En Cuaresma prevalece por sobre todo la misericordia del Corazón de Cristo

El Señor concede a los fieles en la Iglesia durante la Cuaresma la gracia de revivir los cuarenta días de oración y ayuno de Cristo en el desierto (ver Mt 4,1-11). Es este un tiempo de gracia marcado por el reconocimiento de nuestra absoluta dependencia de Dios, por ser principio, fundamento y fin de nuestra existencia. También se intensifica la conciencia de nuestra condición de hijos del Padre en Cristo nacidos del agua y del Espíritu Santo, rescatados del pecado, del dominio del demonio y de la eterna condenación por la muerte y la resurrección de Jesucristo.

La fe en la Trinidad y sabernos amados por Ella pone aún más en evidencia que nuestra vida no está plenamente ordenada a la mayor gloria de Dios. La concupiscencia debida al pecado original nos impele hacia la desobediencia de la voluntad de Dios y, de hecho, experimentamos su fuerza por los pecados que cometemos contra el amor del Señor.

A través de la oración, el ayuno y la limosna, la escucha asidua de la Palabra de Dios, la confesión sacramental de los pecados y la participación en la Santa Misa tenemos que ordenar nuestra vida centrando el corazón en el misterio de la Trinidad revelada por Jesucristo, el Hijo eterno, Dios como el Padre, encarnado en el vientre purísimo de la Virgen María por obra del Espíritu Santo.
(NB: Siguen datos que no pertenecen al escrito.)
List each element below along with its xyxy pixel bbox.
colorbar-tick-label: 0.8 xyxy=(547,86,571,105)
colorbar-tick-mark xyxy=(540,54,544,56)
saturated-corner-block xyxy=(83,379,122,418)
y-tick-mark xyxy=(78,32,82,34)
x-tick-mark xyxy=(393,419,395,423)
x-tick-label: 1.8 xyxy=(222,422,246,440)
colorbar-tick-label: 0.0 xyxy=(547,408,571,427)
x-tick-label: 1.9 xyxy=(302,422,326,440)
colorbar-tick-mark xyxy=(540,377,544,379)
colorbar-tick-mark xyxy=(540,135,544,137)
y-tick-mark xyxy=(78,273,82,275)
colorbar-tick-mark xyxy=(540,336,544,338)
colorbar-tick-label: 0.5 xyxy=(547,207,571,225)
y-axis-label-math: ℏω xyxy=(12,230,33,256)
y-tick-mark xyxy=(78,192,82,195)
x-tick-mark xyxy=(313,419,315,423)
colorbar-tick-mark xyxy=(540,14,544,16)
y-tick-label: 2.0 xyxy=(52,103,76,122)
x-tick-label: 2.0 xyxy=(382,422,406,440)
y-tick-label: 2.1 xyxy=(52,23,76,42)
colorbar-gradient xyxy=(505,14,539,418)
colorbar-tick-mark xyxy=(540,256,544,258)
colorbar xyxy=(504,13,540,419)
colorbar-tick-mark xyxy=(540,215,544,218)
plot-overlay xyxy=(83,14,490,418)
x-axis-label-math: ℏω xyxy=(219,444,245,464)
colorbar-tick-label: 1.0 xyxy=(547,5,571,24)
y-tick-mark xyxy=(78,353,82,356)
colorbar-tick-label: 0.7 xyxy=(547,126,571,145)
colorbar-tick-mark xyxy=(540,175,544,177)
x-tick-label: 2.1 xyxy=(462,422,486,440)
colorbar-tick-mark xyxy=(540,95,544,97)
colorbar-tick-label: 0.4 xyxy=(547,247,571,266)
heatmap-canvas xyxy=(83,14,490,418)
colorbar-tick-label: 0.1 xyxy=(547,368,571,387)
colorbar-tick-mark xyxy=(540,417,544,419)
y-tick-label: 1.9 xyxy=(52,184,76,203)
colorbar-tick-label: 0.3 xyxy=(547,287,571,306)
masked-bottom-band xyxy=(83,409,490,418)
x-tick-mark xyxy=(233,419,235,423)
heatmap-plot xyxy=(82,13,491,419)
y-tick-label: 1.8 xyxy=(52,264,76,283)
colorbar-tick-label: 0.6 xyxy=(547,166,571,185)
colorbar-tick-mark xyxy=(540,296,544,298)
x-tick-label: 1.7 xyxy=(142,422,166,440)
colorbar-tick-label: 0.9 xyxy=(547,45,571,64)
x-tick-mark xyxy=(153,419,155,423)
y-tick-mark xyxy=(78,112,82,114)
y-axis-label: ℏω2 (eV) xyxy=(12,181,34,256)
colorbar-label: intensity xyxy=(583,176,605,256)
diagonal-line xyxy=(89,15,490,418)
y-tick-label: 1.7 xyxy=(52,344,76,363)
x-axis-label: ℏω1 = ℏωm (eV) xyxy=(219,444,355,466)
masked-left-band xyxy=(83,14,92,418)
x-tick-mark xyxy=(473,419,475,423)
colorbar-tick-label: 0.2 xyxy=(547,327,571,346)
Esta centralidad en la Trinidad, principio y fundamento de todas las cosas, hay que actualizarla hoy en el corazón reconociendo el amor gratuito de Dios.

Aprovechemos la Adoración Perpetua, en la que Jesucristo -real, verdadera y sustancialmente presente en la Eucaristía- nos espera, a cualquier hora del día y de la noche, para entablar un diálogo como de amigo a amigo. En la oración y en la meditación de la Palabra de Dios hay que dejarse iluminar por el Señor, escuchando su voz. Él nos recordará cuánto nos ama, hasta el extremo de haberse hecho hombre por nosotros y haber dado su vida en la cruz para nuestra salvación.

Pero también el Señor nos hará ver nuestro pecado y todo aquello que no es conforme con su voluntad. Si en la oración consideramos sencillamente que Dios es nuestro Padre en el infinito amor que nos tiene, entonces caeremos en la cuenta que lo que Él quiere es lo mejor para nosotros y es el camino cierto para ser felices. Por eso decimos: «Padre nuestro… Hágase tu voluntad» (Mt 6,9.10). Y, contemplando a Cristo, crucificado podemos repetir: «Me amó y se entregó a sí mismo por mí» (Gal 2,20). En Cuaresma prevalece por sobre todo la misericordia del Corazón de Cristo por nosotros, pecadores. Es su amor el que nos convierte y salva.